Thinking of Martin Scorsese, the top five pictures that came to mind are probably violent. The living legend of cinema has made his name on gangster films such as Mean Streets, Goodfellas, Casino, Gangs of New York and The Departed, but a tale about an orphaned child in Paris wouldn't seem to be his forte. After watching Hugo, you'll know that assumption was wrong.

Scorsese's enthusiasm for the material waves a kind of spell over the audience. Aided by an excellent cast led by the vastly underrated Ben Kingsley and the two young leads (Asa Butterfield and Chloe Grace Moretz) with a great deal of potential. The director has a talent for drawing the best out of actors and he surprises no one in doing so again. What is surprising is the technical proficiency with which Scorsese wields 3D cameras. He doesn't go for the gimmicky shot, every sequence serves the story and dazzles simultaneously.

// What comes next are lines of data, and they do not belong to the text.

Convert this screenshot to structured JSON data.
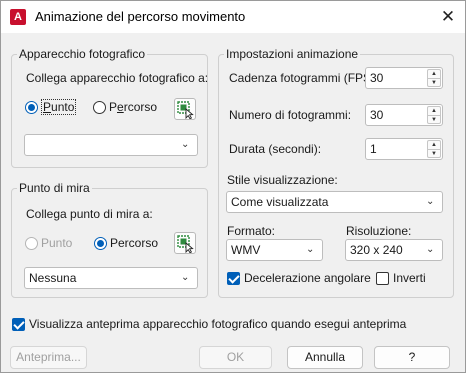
{
  "window": {
    "title": "Animazione del percorso movimento",
    "app_icon_letter": "A",
    "close_glyph": "✕"
  },
  "camera": {
    "group_title": "Apparecchio fotografico",
    "link_label": "Collega apparecchio fotografico a:",
    "radio_point": "Punto",
    "radio_path": "Percorso",
    "point_selected": true,
    "dropdown_value": ""
  },
  "target": {
    "group_title": "Punto di mira",
    "link_label": "Collega punto di mira a:",
    "radio_point": "Punto",
    "radio_path": "Percorso",
    "point_enabled": false,
    "path_selected": true,
    "dropdown_value": "Nessuna"
  },
  "animation": {
    "group_title": "Impostazioni animazione",
    "fps_label": "Cadenza fotogrammi (FPS):",
    "fps_value": "30",
    "frames_label": "Numero di fotogrammi:",
    "frames_value": "30",
    "duration_label": "Durata (secondi):",
    "duration_value": "1",
    "style_label": "Stile visualizzazione:",
    "style_value": "Come visualizzata",
    "format_label": "Formato:",
    "format_value": "WMV",
    "resolution_label": "Risoluzione:",
    "resolution_value": "320 x 240",
    "ease_label": "Decelerazione angolare",
    "ease_checked": true,
    "reverse_label": "Inverti",
    "reverse_checked": false
  },
  "preview_checkbox": {
    "label": "Visualizza anteprima apparecchio fotografico quando esegui anteprima",
    "checked": true
  },
  "buttons": {
    "preview": "Anteprima...",
    "ok": "OK",
    "cancel": "Annulla",
    "help": "?"
  },
  "colors": {
    "accent": "#005fb8",
    "app_icon": "#c8102e",
    "pick_icon": "#2e8b3e"
  },
  "icons": {
    "pick": "select-object-icon",
    "dropdown": "chevron-down-icon",
    "spin": "spinner-arrows-icon"
  }
}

Hugo is part fiction, part history of film, and also a wonderful fantasy. Over his fifty year career, Scorsese has turned in one great film after another, and Hugo will most definitely be included in that class.

Watch Hugo and other movies on Netlflix today by signing up for one of many bt broadband packages.

04 November 2013

Bring Intermissions Back

During Hollywood’s heyday in the 1930s, ’40s, and ’50s when long-form epics were all the rage, films, especially the higher-grossing ones, would run over three hours long. Lawrence of Arabia, the poster child for movies with intermissions, was aided tremendously by a break because the tonal shift between the two parts is much more jarring kept as one long piece. When I caught a revival of it a year ago, I thought, “Why can’t we still have those today?”

Of course, that film was released over 50 years ago and the time of three-hour-long period pieces is largely behind us. Intermissions no longer seemed necessary with the death of massive epics. Yet here we are in the 21st century and running times continue to crawl north of two and a half hours. This winter alone sees the release of The Hobbit: The Desolation of Smaug, The Wolf of Wall Street, and The Hunger Games: Catching Fire, all of which run over 140 minutes. Couple these lengthy features with an additional 10 minutes of advertisements and then another 20 minutes of previews, and viewers begin to go numb from sitting for three-plus hours.